Designed to be an unofficial guide to ski mountaineering in Canterbury, the idea of this blog is that anyone who has skied a peak or a couloir in the region can post photos and information here to inspire and inform others. If you have something to contribute, send photos and a description of the route to:

thecouloircollection@gmail.com

and we will post them up. We will also start a list of contributors so credit can be given where due. If everyone gets out into the backcountry and remembers to take photos, a guide of sorts will form.

To standardise the guide as much as possible we will grade any routes using the "D" system. Details of this system can be found at:

www.wildsnow.com

Routes will also be marked with a green line for the ascent and a red line for the descent.
This guide will only work if the regions skiers take time to contribute
and we are really keen to see what everyone is skiing so send us an email.

Tuesday, October 21, 2008

1912

Black Range, North West of Craigieburn Ski Area
Skied 6 August 2008, Duncan Sherratt and Tim Ensor.
"D" System Rating:D7, III, R2
This is the major peak viewed when looking NW from the top of Craigieburn Ski Area.
Access is gained by skiing from the ski area down to Cass Saddle or by walking up the Cass River from Grasmere Station (a much longer option).



We skied up the ridge from Cass Saddle and as this was hard going in the new snow conditions, skied a short couloir into the drainage to the SW. From here it was a relatively easy ski up the SW face to the summit (part of ascent out of view). Another option would be to drop off this ridge early on and ski the whole way up this drainage.
There are various lines off the summit depending on conditions but here are ours.
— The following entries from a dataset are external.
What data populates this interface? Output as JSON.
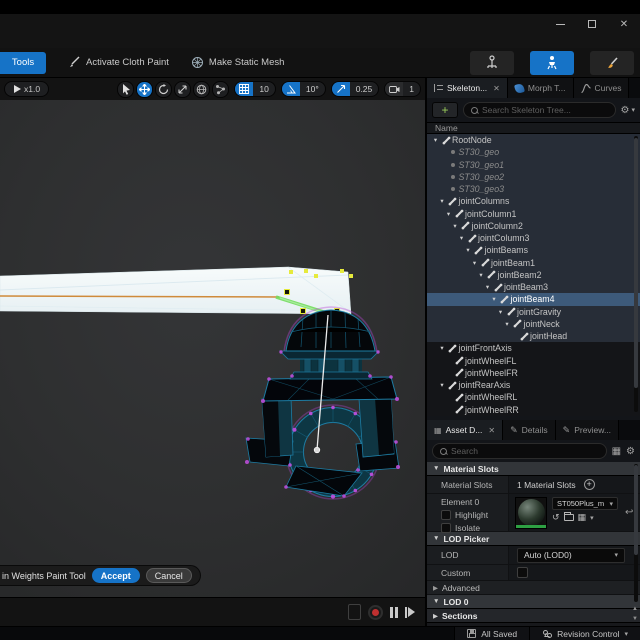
{
  "colors": {
    "accent_blue": "#1673c7",
    "selection_blue": "#3d5a7a",
    "wireframe_teal": "#1d7ca3",
    "vertex_magenta": "#c44fe2",
    "weight_green": "#74dc5e",
    "beam_orange": "#cf8a3a",
    "vertex_yellow": "#e6ea3c"
  },
  "toolbar": {
    "tools_label": "Tools",
    "activate_cloth_paint": "Activate Cloth Paint",
    "make_static_mesh": "Make Static Mesh"
  },
  "viewport": {
    "playback_speed": "x1.0",
    "grid_snap": "10",
    "angle_snap": "10°",
    "scale_snap": "0.25",
    "camera_speed": "1",
    "paint_overlay": {
      "label": "in Weights Paint Tool",
      "accept": "Accept",
      "cancel": "Cancel"
    }
  },
  "skeleton_panel": {
    "tabs": [
      {
        "label": "Skeleton..."
      },
      {
        "label": "Morph T..."
      },
      {
        "label": "Curves"
      }
    ],
    "add_label": "+",
    "search_placeholder": "Search Skeleton Tree...",
    "column_header": "Name",
    "tree": [
      {
        "label": "RootNode",
        "level": 0,
        "icon": "bone",
        "expand": true,
        "zone": true
      },
      {
        "label": "ST30_geo",
        "level": 1,
        "icon": "dot",
        "italic": true,
        "zone": true
      },
      {
        "label": "ST30_geo1",
        "level": 1,
        "icon": "dot",
        "italic": true,
        "zone": true
      },
      {
        "label": "ST30_geo2",
        "level": 1,
        "icon": "dot",
        "italic": true,
        "zone": true
      },
      {
        "label": "ST30_geo3",
        "level": 1,
        "icon": "dot",
        "italic": true,
        "zone": true
      },
      {
        "label": "jointColumns",
        "level": 1,
        "icon": "bone",
        "expand": true,
        "zone": true
      },
      {
        "label": "jointColumn1",
        "level": 2,
        "icon": "bone",
        "expand": true,
        "zone": true
      },
      {
        "label": "jointColumn2",
        "level": 3,
        "icon": "bone",
        "expand": true,
        "zone": true
      },
      {
        "label": "jointColumn3",
        "level": 4,
        "icon": "bone",
        "expand": true,
        "zone": true
      },
      {
        "label": "jointBeams",
        "level": 5,
        "icon": "bone",
        "expand": true,
        "zone": true
      },
      {
        "label": "jointBeam1",
        "level": 6,
        "icon": "bone",
        "expand": true,
        "zone": true
      },
      {
        "label": "jointBeam2",
        "level": 7,
        "icon": "bone",
        "expand": true,
        "zone": true
      },
      {
        "label": "jointBeam3",
        "level": 8,
        "icon": "bone",
        "expand": true,
        "zone": true
      },
      {
        "label": "jointBeam4",
        "level": 9,
        "icon": "bone",
        "expand": true,
        "zone": true,
        "selected": true
      },
      {
        "label": "jointGravity",
        "level": 10,
        "icon": "bone",
        "expand": true,
        "zone": true
      },
      {
        "label": "jointNeck",
        "level": 11,
        "icon": "bone",
        "expand": true,
        "zone": true
      },
      {
        "label": "jointHead",
        "level": 12,
        "icon": "bone",
        "zone": true
      },
      {
        "label": "jointFrontAxis",
        "level": 1,
        "icon": "bone",
        "expand": true
      },
      {
        "label": "jointWheelFL",
        "level": 2,
        "icon": "bone"
      },
      {
        "label": "jointWheelFR",
        "level": 2,
        "icon": "bone"
      },
      {
        "label": "jointRearAxis",
        "level": 1,
        "icon": "bone",
        "expand": true
      },
      {
        "label": "jointWheelRL",
        "level": 2,
        "icon": "bone"
      },
      {
        "label": "jointWheelRR",
        "level": 2,
        "icon": "bone"
      }
    ]
  },
  "details_panel": {
    "tabs": [
      {
        "label": "Asset D..."
      },
      {
        "label": "Details"
      },
      {
        "label": "Preview..."
      }
    ],
    "search_placeholder": "Search",
    "material_slots": {
      "header": "Material Slots",
      "label": "Material Slots",
      "count": "1 Material Slots",
      "element_label": "Element 0",
      "highlight": "Highlight",
      "isolate": "Isolate",
      "material_name": "ST050Plus_m"
    },
    "lod_picker": {
      "header": "LOD Picker",
      "lod_label": "LOD",
      "lod_value": "Auto (LOD0)",
      "custom_label": "Custom",
      "advanced_label": "Advanced"
    },
    "lod0_header": "LOD 0",
    "sections_header": "Sections"
  },
  "status_bar": {
    "all_saved": "All Saved",
    "revision_control": "Revision Control"
  }
}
Then it is a long ski up the sunny NW face back to Craigieburn and a cold beer in the bar.
The SW face of 1912 also has some great skiing as the video shows.

2 comments:

Anonymous said...

Nice site,looks like you got some sweet skiing down there!

Anonymous said...

Cool site guys, it deserves more attention.
Getting to be a bit of an old scrote now, but this report brings back a memory or two.
I skied 1912 a few times in the 90s.
The first tine was pretty much down the same line as described (so-so snow), the second a few seasons later is still in my lifetime top 10, the third and last (inconsistently breakable crust) was less fun than skiing icy bumps.
The centre ridge, despite looking like the obvious way up, was always a bit of a bastard, and we'd end up going up one or the other side of it, hoping that we hadn't screwed up our estimations of snow stability.
1912 is very aesthetic, but it involves 2 long hikes / skins to get one ropey run (down from top of CV to Cass saddle on refrozen crust in the morning) and possibly one great run, so, being naturally lazy I always thought the effort to reward ratio to be on the high side.
I prefer Manson on the other side of North Basin (more pay off for the payout)as you can get a slightly bigger vertical for a 3-5hr loop (depending on travelling conditions).
You can ski down the other side of Manson into the the Manson Creek drainage and return down the CV side if you want to make a day trip of it.
There are some nice lines in the Ribbonwood drainage too, especially some of the chutes off Baldy Hill (only did that the once), and the return down Shadowland (South face of North Basin Peak) into North Basin is usually pretty good (lack of sun preserving dry snow).
The main drawback of Manson / Ribbonwood is the return requires either a skin or climbing traverse under some nasty avo start zones or a grovel through the bush to the access road (hit the road at the upper chain fitting area, 30minute walk from base).
Hope to see you post some more cool stuff this season. Keep up the good work.